Die neun Sinfonien Anton Bruckners sollten nicht auf die leichte Schulter genommen werden. Zwar lesen sich ihre Partituren vordergründig fließend. Doch sprichwörtlich liegt der Teufel oft im Detail. Ein Paradebeispiel für eine lange, intensive Beschäftigung mit ihnen, um selbst kleinste Strukturen deutlich zu machen, gab der legendäre Dirigent Günter Wand. Deswegen verlangte oft mehr als die üblichen Proben. So feilte er auch akribisch an der Achten. Die behandelt nicht nur den deutschen Michel, sondern auch das Dreikaisertreffen im September 1884 in Skierniewice.

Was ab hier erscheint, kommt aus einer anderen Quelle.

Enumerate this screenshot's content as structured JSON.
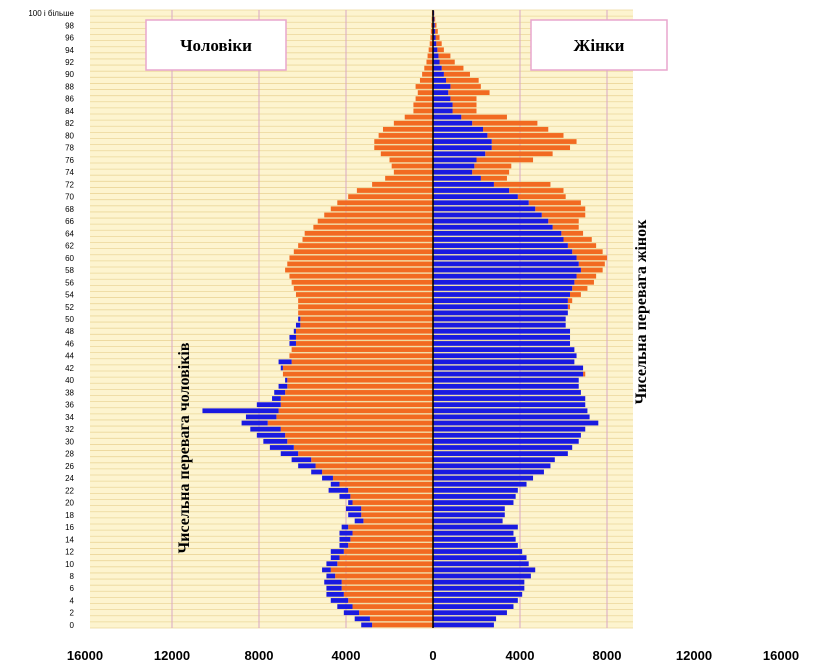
{
  "chart_data": {
    "type": "bar",
    "subtype": "population-pyramid",
    "colors": {
      "background": "#fdf4cf",
      "gridline": "#ebd79a",
      "vertical_gridline": "#d9a8c4",
      "male_female_difference": "#f26a21",
      "common_bar": "#1a1ae0",
      "center_line": "#000000"
    },
    "legend": [
      {
        "name": "Чоловіки",
        "position": "top-left"
      },
      {
        "name": "Жінки",
        "position": "top-right"
      }
    ],
    "annotations": {
      "male_excess": "Чисельна перевага чоловіків",
      "female_excess": "Чисельна перевага жінок"
    },
    "x_ticks": [
      "16000",
      "12000",
      "8000",
      "4000",
      "0",
      "4000",
      "8000",
      "12000",
      "16000"
    ],
    "x_tick_values": [
      -16000,
      -12000,
      -8000,
      -4000,
      0,
      4000,
      8000,
      12000,
      16000
    ],
    "age_tick_labels": [
      "0",
      "2",
      "4",
      "6",
      "8",
      "10",
      "12",
      "14",
      "16",
      "18",
      "20",
      "22",
      "24",
      "26",
      "28",
      "30",
      "32",
      "34",
      "36",
      "38",
      "40",
      "42",
      "44",
      "46",
      "48",
      "50",
      "52",
      "54",
      "56",
      "58",
      "60",
      "62",
      "64",
      "66",
      "68",
      "70",
      "72",
      "74",
      "76",
      "78",
      "80",
      "82",
      "84",
      "86",
      "88",
      "90",
      "92",
      "94",
      "96",
      "98",
      "100 і більше"
    ],
    "ages": [
      0,
      1,
      2,
      3,
      4,
      5,
      6,
      7,
      8,
      9,
      10,
      11,
      12,
      13,
      14,
      15,
      16,
      17,
      18,
      19,
      20,
      21,
      22,
      23,
      24,
      25,
      26,
      27,
      28,
      29,
      30,
      31,
      32,
      33,
      34,
      35,
      36,
      37,
      38,
      39,
      40,
      41,
      42,
      43,
      44,
      45,
      46,
      47,
      48,
      49,
      50,
      51,
      52,
      53,
      54,
      55,
      56,
      57,
      58,
      59,
      60,
      61,
      62,
      63,
      64,
      65,
      66,
      67,
      68,
      69,
      70,
      71,
      72,
      73,
      74,
      75,
      76,
      77,
      78,
      79,
      80,
      81,
      82,
      83,
      84,
      85,
      86,
      87,
      88,
      89,
      90,
      91,
      92,
      93,
      94,
      95,
      96,
      97,
      98,
      99,
      100
    ],
    "male": [
      3300,
      3600,
      4100,
      4400,
      4700,
      4900,
      4900,
      5000,
      4900,
      5100,
      4900,
      4700,
      4700,
      4300,
      4300,
      4300,
      4200,
      3600,
      3900,
      4000,
      3900,
      4300,
      4800,
      4700,
      5100,
      5600,
      6200,
      6500,
      7000,
      7500,
      7800,
      8100,
      8400,
      8800,
      8600,
      10600,
      8100,
      7400,
      7300,
      7100,
      6800,
      6900,
      7000,
      7100,
      6600,
      6500,
      6600,
      6600,
      6400,
      6300,
      6200,
      6200,
      6200,
      6200,
      6300,
      6400,
      6500,
      6600,
      6800,
      6700,
      6600,
      6400,
      6200,
      6000,
      5900,
      5500,
      5300,
      5000,
      4700,
      4400,
      3900,
      3500,
      2800,
      2200,
      1800,
      1900,
      2000,
      2400,
      2700,
      2700,
      2500,
      2300,
      1800,
      1300,
      900,
      900,
      800,
      700,
      800,
      600,
      500,
      400,
      300,
      250,
      200,
      150,
      120,
      100,
      80,
      60,
      50
    ],
    "female": [
      2800,
      2900,
      3400,
      3700,
      3900,
      4100,
      4200,
      4200,
      4500,
      4700,
      4400,
      4300,
      4100,
      3900,
      3800,
      3700,
      3900,
      3200,
      3300,
      3300,
      3700,
      3800,
      3900,
      4300,
      4600,
      5100,
      5400,
      5600,
      6200,
      6400,
      6700,
      6800,
      7000,
      7600,
      7200,
      7100,
      7000,
      7000,
      6800,
      6700,
      6700,
      7000,
      6900,
      6500,
      6600,
      6500,
      6300,
      6300,
      6300,
      6100,
      6100,
      6200,
      6300,
      6400,
      6800,
      7100,
      7400,
      7500,
      7800,
      7900,
      8000,
      7800,
      7500,
      7300,
      6900,
      6700,
      6700,
      7000,
      7000,
      6800,
      6100,
      6000,
      5400,
      3400,
      3500,
      3600,
      4600,
      5500,
      6300,
      6600,
      6000,
      5300,
      4800,
      3400,
      2000,
      2000,
      2000,
      2600,
      2200,
      2100,
      1700,
      1400,
      1000,
      800,
      500,
      400,
      300,
      220,
      160,
      100,
      60
    ],
    "xlim": [
      -16000,
      16000
    ]
  }
}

Nachdem er sie selbstbewusst am 3. Juli 1887 vollendet hatte und dachte, damit an den großen Erfolg der Siebten anknüpfen zu können, verfiel er wenig später in tiefe Depressionen. Denn gerade der Dirigent Hermann Levi, der sie uraufführen sollte, war entsetzt, fällte vernichtende Worte darüber. Bruckner ließ sich auch von anderen Personen in sein Opus hineinreden. Drei Jahre benötigte er für die Erstellung einer zweiten Fassung.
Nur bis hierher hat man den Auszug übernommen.